Harris recalled that before she decided to quit her “safe job and radically pursue music,” she went to an Adoration Chapel to pray for guidance. She said, “I’d ask myself in prayer, ‘Tori, what are your heart’s deepest desires?’ I couldn’t think of a single answer of what I wanted to do or who I wanted to be. That was an instance where my heart was stony and I was unable to peer into it, and to know what God was placing on it. So I was crying in the Adoration Chapel and I said, ‘Jesus, please, in Your tender mercy, unveil a piece of my own heart to me so that I know what Your will for my life is.’”
Jesus responded to that humble petition, moving Harris toward pursuing a music career. A few months later, she was on a flight reading a poem by Sister Genevieve Glen, OSB, in Magnificat, which included the line “Hearts once stone, but now made flesh.” She realized that her own heart had been transformed, so she used that refrain in her song.
Transforming hearts is a part of Harris’s larger musical mission as well, especially when it comes to young people. She relishes her encounters with teens and the way they respond to her music both in-person at conferences and performances - and in emails and Facebook posts. She’s had a few experiences when a girl came up to her after an event and said, “I was here for a guy because I thought he was cute, but I experienced something here that was real and powerful and I want to know more of what that is.”
In an age when more and more young people describe themselves as “nones,” as following no particular religion, getting them interested in Christianity is vital. For Harris, there’s one common denominator: “What’s universal to all of them is the desire to be accepted and feel loved. When they have those two things, then they desire to search for what is true and what is right and what is wrong when it comes to their faith and when it comes to God.”
Harris realizes, though, that all she can do is plant seeds and leave it up to God to grow them over time.

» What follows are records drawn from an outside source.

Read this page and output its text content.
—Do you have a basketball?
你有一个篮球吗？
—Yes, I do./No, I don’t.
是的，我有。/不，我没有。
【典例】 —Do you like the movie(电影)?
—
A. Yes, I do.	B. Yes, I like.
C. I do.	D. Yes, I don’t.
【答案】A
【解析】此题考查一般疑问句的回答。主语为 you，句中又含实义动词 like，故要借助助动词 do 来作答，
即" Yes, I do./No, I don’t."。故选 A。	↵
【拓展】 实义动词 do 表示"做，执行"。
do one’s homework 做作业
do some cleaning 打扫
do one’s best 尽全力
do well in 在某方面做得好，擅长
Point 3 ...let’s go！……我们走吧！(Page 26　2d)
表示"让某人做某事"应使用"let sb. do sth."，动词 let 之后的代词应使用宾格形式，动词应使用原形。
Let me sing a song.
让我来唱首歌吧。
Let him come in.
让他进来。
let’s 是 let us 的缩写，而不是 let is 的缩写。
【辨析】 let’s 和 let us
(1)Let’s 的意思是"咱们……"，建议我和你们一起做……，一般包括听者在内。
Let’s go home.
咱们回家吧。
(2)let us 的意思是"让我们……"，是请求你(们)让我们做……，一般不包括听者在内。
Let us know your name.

She said, “My mission as a musician is not directly to change hearts or souls because that’s impossible; only the Holy Spirit can do that. My mission as a musician is to cooperate and participate with the Holy Spirit, to facilitate an openness and receptivity to the Holy Spirit…My hope for the people who listen to ‘Sweet Dolor’ is that they pray - and that they get really serious with God and ask, ‘Lord, why did You make me? Why am I here? Reveal to me the desires of my heart, how You want me to serve the Kingdom.’ And my prayer is that they be filled with the courage and the conviction to recklessly step into whatever that is.”